Making Enemies [reissue] (2005)

Prosthetic


With the Minor Time's new album, Summer of Wolves, set to come out soon, now would be as good a time as any to familiarize yourself with their 2004 debut full-length Making Enemies, which was originally released on Level Plane and subsequently reissued on Prosthetic following the band's label switch. It's a heavy, abrasive, confrontational hardcore record that is as smart as it is tough, going for your brains as well as your throat, and listening to its combination of skin-flaying riffage and biting lyrical wit is a lot like getting punched in the face and viciously insulted at the same time. And liking it.

Frontman Brendan McAndrew's sounds like he eats glass for fun, and his intelligent yet pissed off lyrical style could be compared to that of Keith Buckley or Wes Eisold. He starts off bellowing the words, "Fuck me? No, fuck you" on "The Pugilist at Work," and only gets more scathing from there. While they're certainly complex, the Minor Times keeps things listenable and avoids being excessively technical. Think Botch or Coalesce, only slightly stripped down and a little more groove-oriented. They aren't afraid to repeat a good riff a few times, and they don't waste any time on unneccesary breakdowns or generic mosh parts.

If there's a criticism to be made about Making Enemies, it is that each song on here follows a similar pattern of noisy, off-time riffs with about the same tempo and tone, and putting this on your headphones feels a lot like putting your ear up to a jackhammer for half an hour. There are some parts here and there that break up the flow of things a little, like the creepy female computer-voiced interlude "Eye in the Sky," but after a while it can begin to sound like a little too much of the same thing on repeat.
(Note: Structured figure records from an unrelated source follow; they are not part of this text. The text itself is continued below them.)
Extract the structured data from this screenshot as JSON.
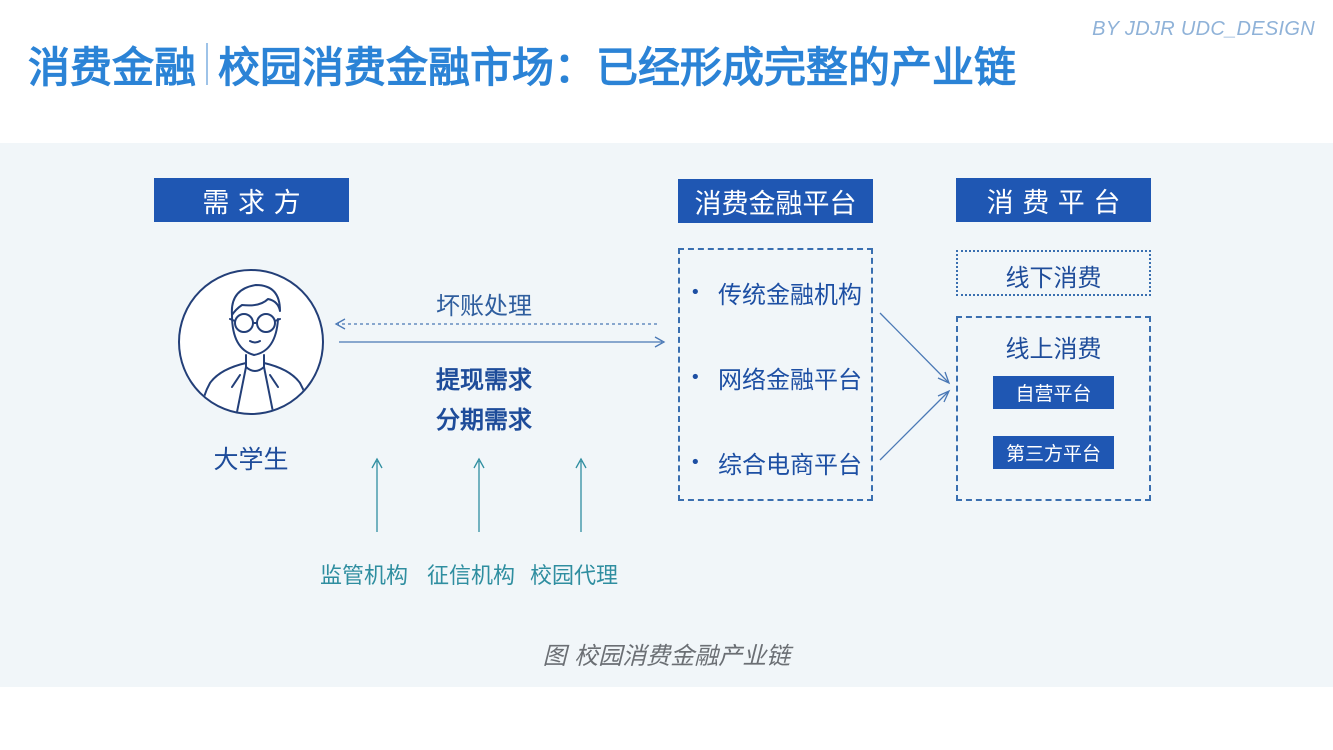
{
  "header": {
    "brand": "BY JDJR UDC_DESIGN",
    "title_left": "消费金融",
    "title_right": "校园消费金融市场：已经形成完整的产业链"
  },
  "diagram": {
    "demand_side": {
      "heading": "需 求 方",
      "person_label": "大学生",
      "avatar_icon": "student-avatar-icon"
    },
    "flows": {
      "bad_debt": "坏账处理",
      "cash_demand": "提现需求",
      "installment_demand": "分期需求"
    },
    "supporting_institutions": [
      "监管机构",
      "征信机构",
      "校园代理"
    ],
    "finance_platform": {
      "heading": "消费金融平台",
      "items": [
        "传统金融机构",
        "网络金融平台",
        "综合电商平台"
      ]
    },
    "consumption_platform": {
      "heading": "消 费 平 台",
      "offline": "线下消费",
      "online": "线上消费",
      "online_items": [
        "自营平台",
        "第三方平台"
      ]
    }
  },
  "caption": "图 校园消费金融产业链",
  "colors": {
    "title": "#2b83d6",
    "heading_box": "#1f57b3",
    "panel_bg": "#f1f6f9",
    "text_dark_blue": "#1e4c9a",
    "institution_teal": "#2f8ea0",
    "caption_gray": "#6b6f74"
  }
}
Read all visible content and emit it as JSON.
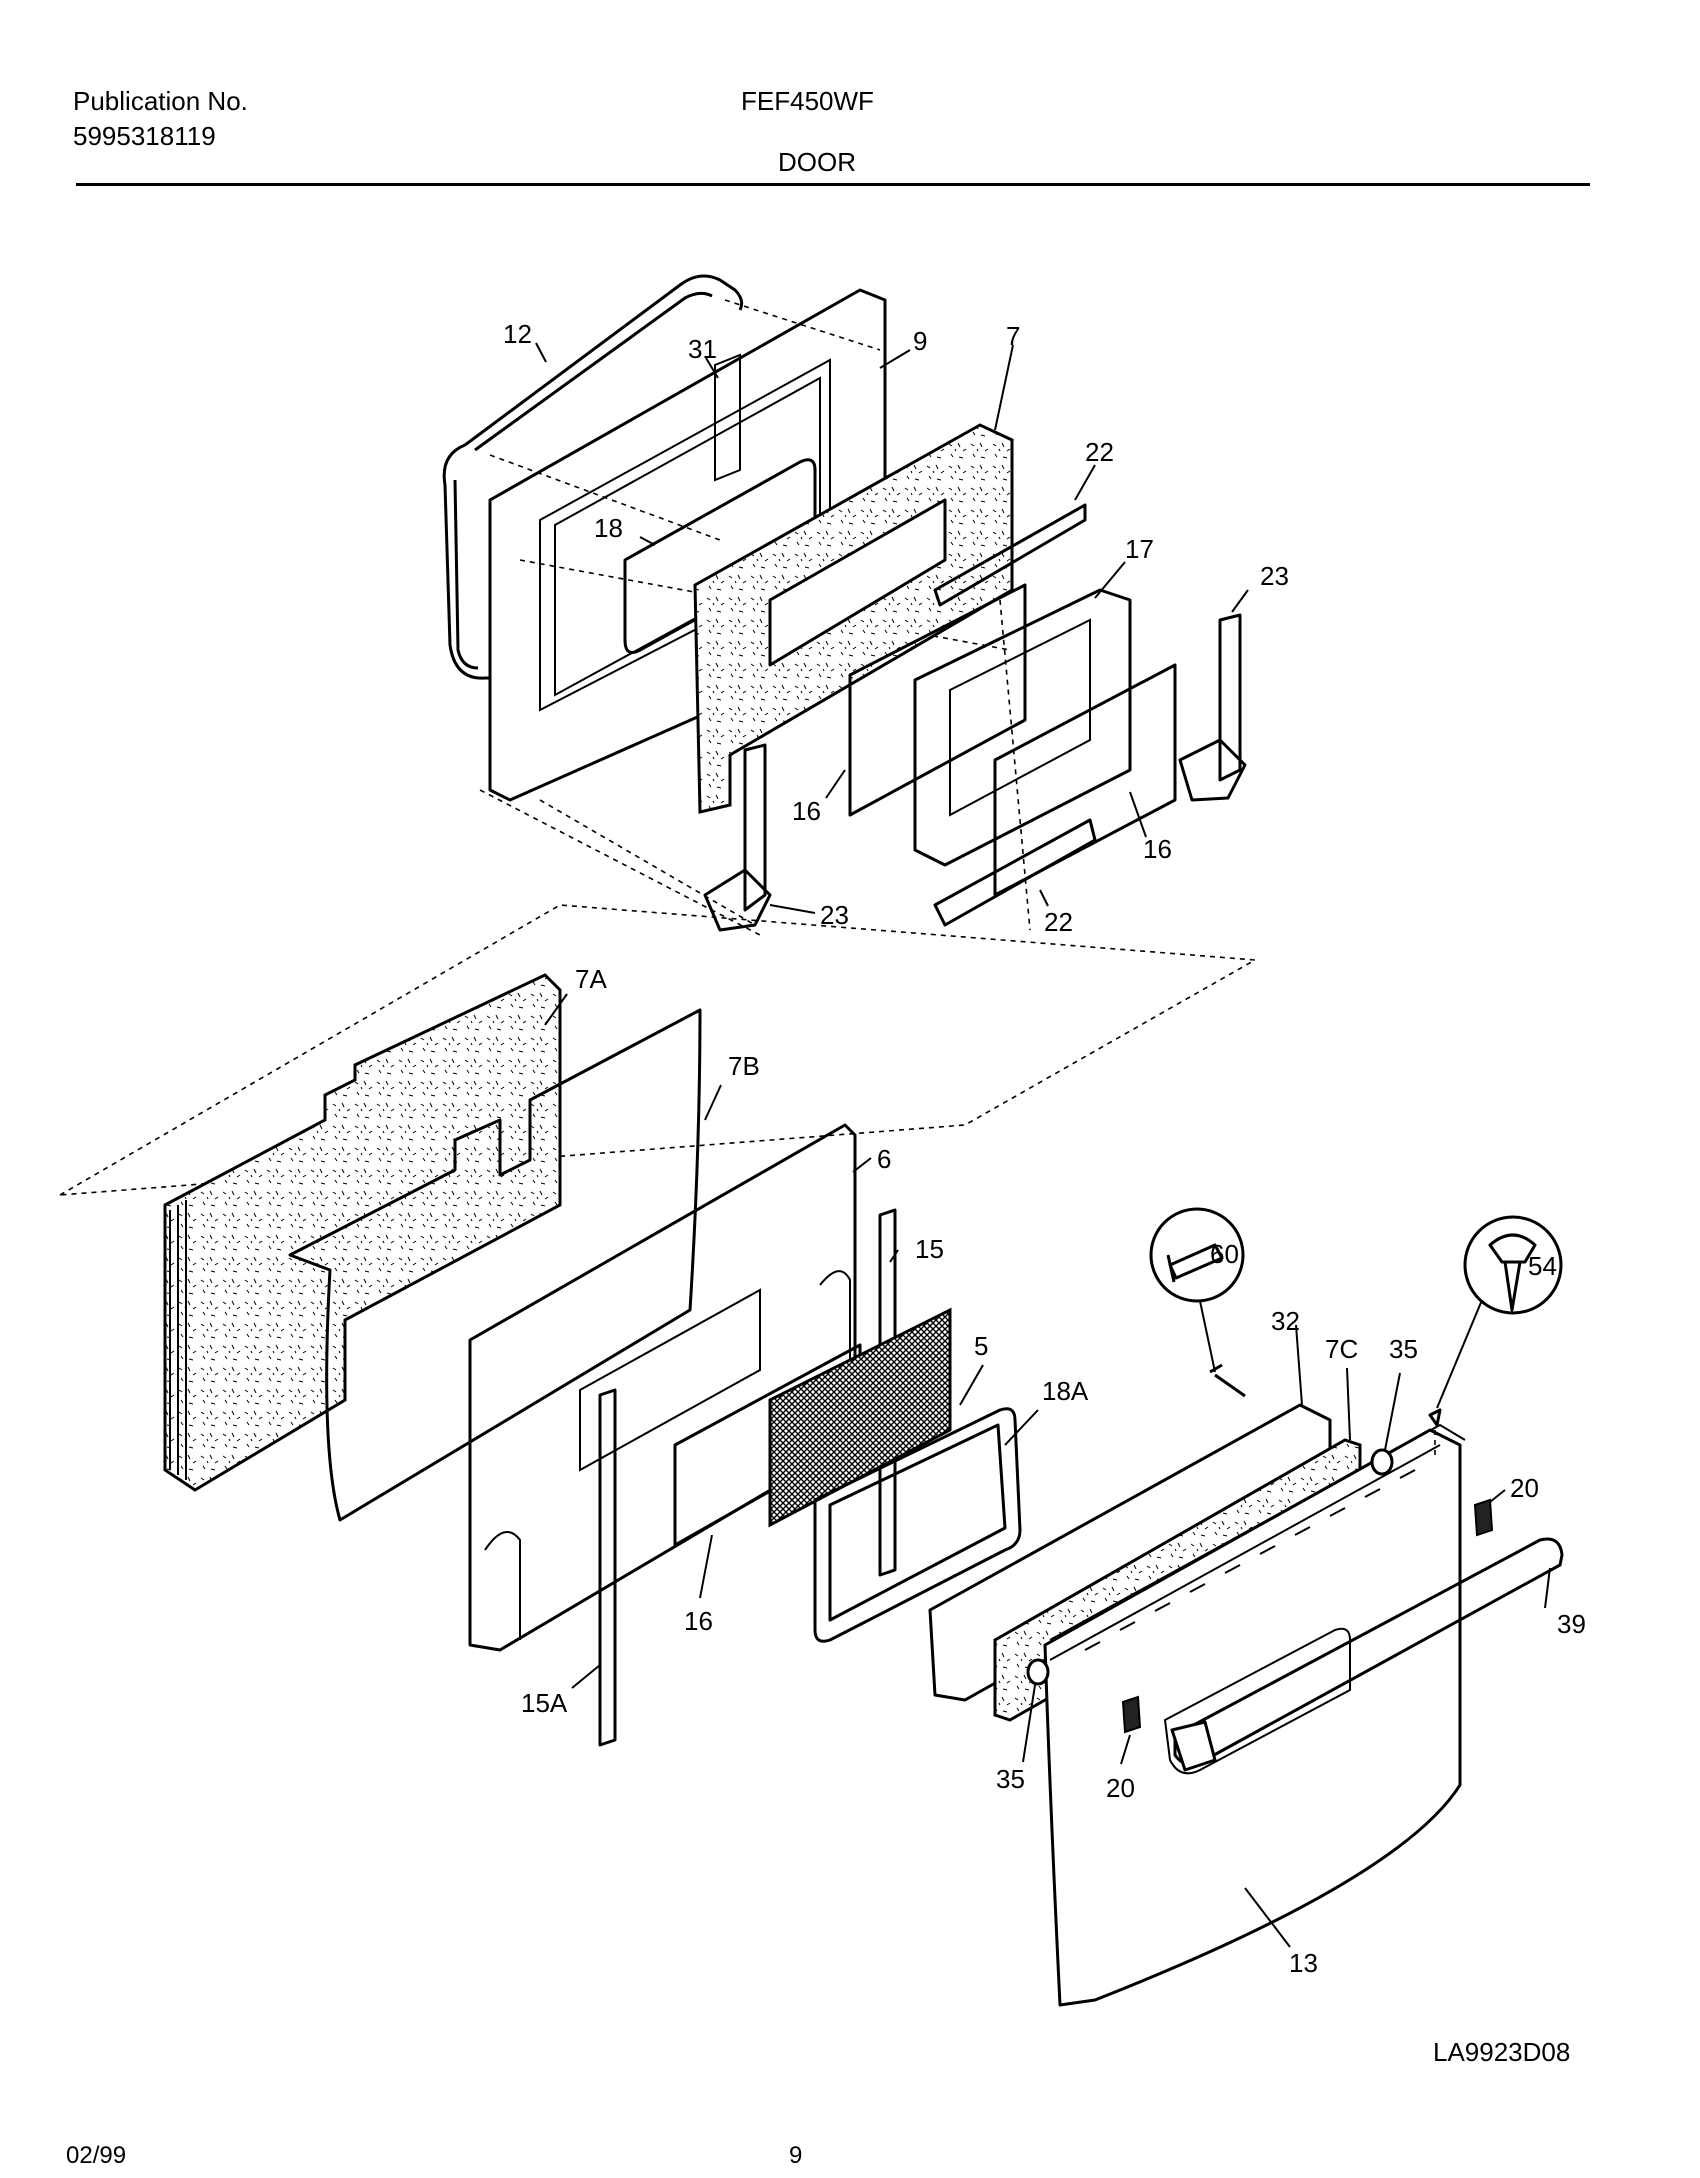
{
  "header": {
    "publication_label": "Publication No.",
    "publication_number": "5995318119",
    "model": "FEF450WF",
    "section": "DOOR"
  },
  "callouts": {
    "c12": "12",
    "c31": "31",
    "c9": "9",
    "c7": "7",
    "c22a": "22",
    "c18": "18",
    "c17": "17",
    "c23a": "23",
    "c16a": "16",
    "c16b": "16",
    "c23b": "23",
    "c22b": "22",
    "c7A": "7A",
    "c7B": "7B",
    "c6": "6",
    "c15": "15",
    "c5": "5",
    "c18A": "18A",
    "c16c": "16",
    "c15A": "15A",
    "c60": "60",
    "c32": "32",
    "c7C": "7C",
    "c35a": "35",
    "c54": "54",
    "c20a": "20",
    "c39": "39",
    "c35b": "35",
    "c20b": "20",
    "c13": "13"
  },
  "footer": {
    "diagram_code": "LA9923D08",
    "date": "02/99",
    "page": "9"
  }
}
That's a small criticism to make however, and it could just as well be argued this album is just really consistent. There's not a single bad song on this disc, and it flows extremely well from one track to the next. While they may not be the first band to play noisy, mathy hardcore, the Minor Times are one of the better bands playing this style today, drawing on the right influences without being too derivative. This is a solid purchase if you've got a taste for this kind of stuff, and it's held up well over the past few years since it's been released. Thumbs up.